On your marks! LINC's summer session takes off
There’s a serious side to summer after-school programs now. There’s increased attention to academic skills coming out of the pandemic. And an awareness of children’s social and emotional well-being after so much separation and so many families still hurting.
But this is still summer.
And LINC’s not going to let kids down now.
So here we go, with the pent-up energy of LINC students unleashed in the Fitness 4 Ever team-racing program in the gym at Millennium at Santa Fe Elementary in Hickman Mills.
“We want it to feel like camp,” said Millennium LINC Caring Communities Coordinator Jene Counts, who’s planning tie-dye T-shirt fun and crafts in the days ahead. “We want to do those things kids like . . . but we still want to get those academics in there.”
In many ways, summer has come like a wave of freedom with all the in-person games and gatherings back in play. But like the masks that continue to be worn, the pandemic’s effects linger.
LINC’s Topping Elementary Caring Communities summer program in the North Kansas City School District and the school’s daytime summer school had to move to Maplewood Elementary while Topping’s roof gets repairs.
It was important that Topping’s students and their families got to keep their community together at the alternate site, said LINC Topping Site Coordinator Lindsay Bosse.
“Our goal is to continue building those relationships, helping families however we can in the summertime,” she said. “It’s important Topping came over to Maplewood because otherwise these families wouldn’t have care for the summer.”

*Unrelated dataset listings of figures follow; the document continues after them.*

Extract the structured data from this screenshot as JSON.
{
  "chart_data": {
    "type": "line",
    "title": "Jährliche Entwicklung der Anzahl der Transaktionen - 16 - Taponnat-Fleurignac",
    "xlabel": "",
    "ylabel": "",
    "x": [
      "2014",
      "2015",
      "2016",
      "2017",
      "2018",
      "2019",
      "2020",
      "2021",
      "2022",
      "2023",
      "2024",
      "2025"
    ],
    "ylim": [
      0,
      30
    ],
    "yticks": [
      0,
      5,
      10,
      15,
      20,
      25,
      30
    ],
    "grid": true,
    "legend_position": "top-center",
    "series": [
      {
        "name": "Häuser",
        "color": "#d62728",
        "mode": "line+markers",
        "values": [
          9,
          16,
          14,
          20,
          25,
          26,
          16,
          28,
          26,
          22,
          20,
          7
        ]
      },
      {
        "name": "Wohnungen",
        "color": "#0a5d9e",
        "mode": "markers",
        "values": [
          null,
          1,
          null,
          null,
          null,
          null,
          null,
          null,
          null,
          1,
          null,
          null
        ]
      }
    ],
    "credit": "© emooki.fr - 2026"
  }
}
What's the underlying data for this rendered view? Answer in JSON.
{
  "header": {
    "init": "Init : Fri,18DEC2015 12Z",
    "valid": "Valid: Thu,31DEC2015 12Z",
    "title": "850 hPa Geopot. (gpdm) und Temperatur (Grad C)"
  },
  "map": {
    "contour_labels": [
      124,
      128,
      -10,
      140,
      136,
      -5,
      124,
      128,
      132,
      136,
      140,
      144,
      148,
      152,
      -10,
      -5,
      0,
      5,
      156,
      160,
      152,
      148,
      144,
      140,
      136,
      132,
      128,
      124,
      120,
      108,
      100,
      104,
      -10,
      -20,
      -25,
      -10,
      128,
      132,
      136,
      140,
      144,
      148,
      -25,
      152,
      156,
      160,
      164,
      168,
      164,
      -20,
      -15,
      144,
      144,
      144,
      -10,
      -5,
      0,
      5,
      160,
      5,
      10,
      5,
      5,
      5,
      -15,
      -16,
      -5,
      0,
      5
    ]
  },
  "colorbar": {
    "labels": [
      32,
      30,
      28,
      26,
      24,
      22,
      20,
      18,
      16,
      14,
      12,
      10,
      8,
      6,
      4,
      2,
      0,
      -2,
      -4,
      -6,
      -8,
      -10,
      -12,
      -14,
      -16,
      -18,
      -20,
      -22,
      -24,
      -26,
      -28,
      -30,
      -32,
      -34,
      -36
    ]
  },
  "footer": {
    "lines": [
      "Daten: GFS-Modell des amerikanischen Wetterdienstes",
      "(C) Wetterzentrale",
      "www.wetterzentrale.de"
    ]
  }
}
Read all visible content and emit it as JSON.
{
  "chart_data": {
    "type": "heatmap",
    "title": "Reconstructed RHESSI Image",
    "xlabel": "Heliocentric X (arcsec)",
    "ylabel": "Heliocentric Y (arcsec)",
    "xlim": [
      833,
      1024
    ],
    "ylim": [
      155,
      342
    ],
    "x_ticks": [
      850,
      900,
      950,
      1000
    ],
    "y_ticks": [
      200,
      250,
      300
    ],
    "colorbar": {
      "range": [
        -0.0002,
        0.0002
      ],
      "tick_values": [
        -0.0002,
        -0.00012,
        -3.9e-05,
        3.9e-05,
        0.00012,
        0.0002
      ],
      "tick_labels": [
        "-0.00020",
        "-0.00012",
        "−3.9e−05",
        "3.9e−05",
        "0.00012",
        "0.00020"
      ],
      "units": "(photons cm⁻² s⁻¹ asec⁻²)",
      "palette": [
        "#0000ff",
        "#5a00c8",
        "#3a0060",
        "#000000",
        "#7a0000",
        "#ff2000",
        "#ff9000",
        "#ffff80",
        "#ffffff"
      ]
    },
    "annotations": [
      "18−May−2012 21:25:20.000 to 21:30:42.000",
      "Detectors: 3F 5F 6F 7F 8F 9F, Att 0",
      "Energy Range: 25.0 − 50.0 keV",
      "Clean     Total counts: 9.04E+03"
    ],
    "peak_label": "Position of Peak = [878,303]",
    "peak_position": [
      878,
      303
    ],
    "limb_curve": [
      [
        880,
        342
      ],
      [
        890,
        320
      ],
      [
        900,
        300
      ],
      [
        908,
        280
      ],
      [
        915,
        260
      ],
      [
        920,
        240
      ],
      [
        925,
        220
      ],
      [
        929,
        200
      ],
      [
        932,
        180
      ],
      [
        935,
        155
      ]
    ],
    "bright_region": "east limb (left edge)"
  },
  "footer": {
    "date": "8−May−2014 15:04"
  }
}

Summer school was in full swing in the Center, Hickman Mills, and North Kansas City school districts and Lee A. Tolbert charter school the week of June 7 — and LINC was ready. Grandview begans its summer school the week of June 14, and Kansas City Public Schools began June 21. In all, LINC is running programs at 15 sites.
On this recent hot June afternoon, the Topping kids played inside, decorating raw potatoes with markers, pipe cleaners and stick-on eyeballs to create characters for their own "Tater Family.”
It was fun, but the kids even caught on to the lesson plan of examining pros and cons of different personality traits.
Some “social-emotional learning,” Bosse said.
Eight-year-old Gregory’s potato — a mustachioed, yellow-pipe-cleaner-head-band-wearing creation that Gregory called “Evil Tater” — represented a personality “that someone could choose to be ,” he said, “. . . but I would not choose to be that.”
He noted the many somewhat-sketchy “Tater” personalities under construction in the room, recognizing a lot of “things you don’t have to be.”
Ariah, 9, seemed to capture the complexity of personalities, creating a version of a “Dic-tater” potato “because of the way I’m bossy,” she said. “But it’s also a nice tater.”
“We’re learning how people are different, and they think different, they look different and they sound different,” she said. “It means to me everybody is different in special ways.”
A lot of the work this summer will be giving children, and all their differences, chances to explore that big common experience they shared in living through the pandemic.
At Lee A. Tolbert Community Academy charter school, LINC’s Caring Communities team spent part of the first week of summer school preparing their students to be writers.
It will be one of the ways LINC intends to help the students open up their thoughts and feelings of the past year, said Lee A. Tolbert LINC Caring Communities Coordinator Kelley Harden.
“We are going to do a lot of self-care,” Harden said. And the writing — “focusing on journaling” — will be part of that.
“With the kids coming back from the pandemic, they’re getting into the routine and we are noticing that the children have a lot to say,” Harden said. “So we are allowing them to talk, journal, write and express what is going on with them while we’re supporting them.”
Eight-year-old Perris is up for it.
“We have to write 10 sentences every day,” he said, listing that daily expectation matter-of-factly in the middle of a list of after-school summer experiences at Tolbert.
“We do activities, math, lots of fun stuff,” he said. “We go on trips. We get to see our friends . . . we get to draw. We learn . . .”
This is what the summer of Covid recovery looks like.
“We are happy to have all the kids back,” Harden said. “They’re busier than ever. So that means we’re busier than ever.”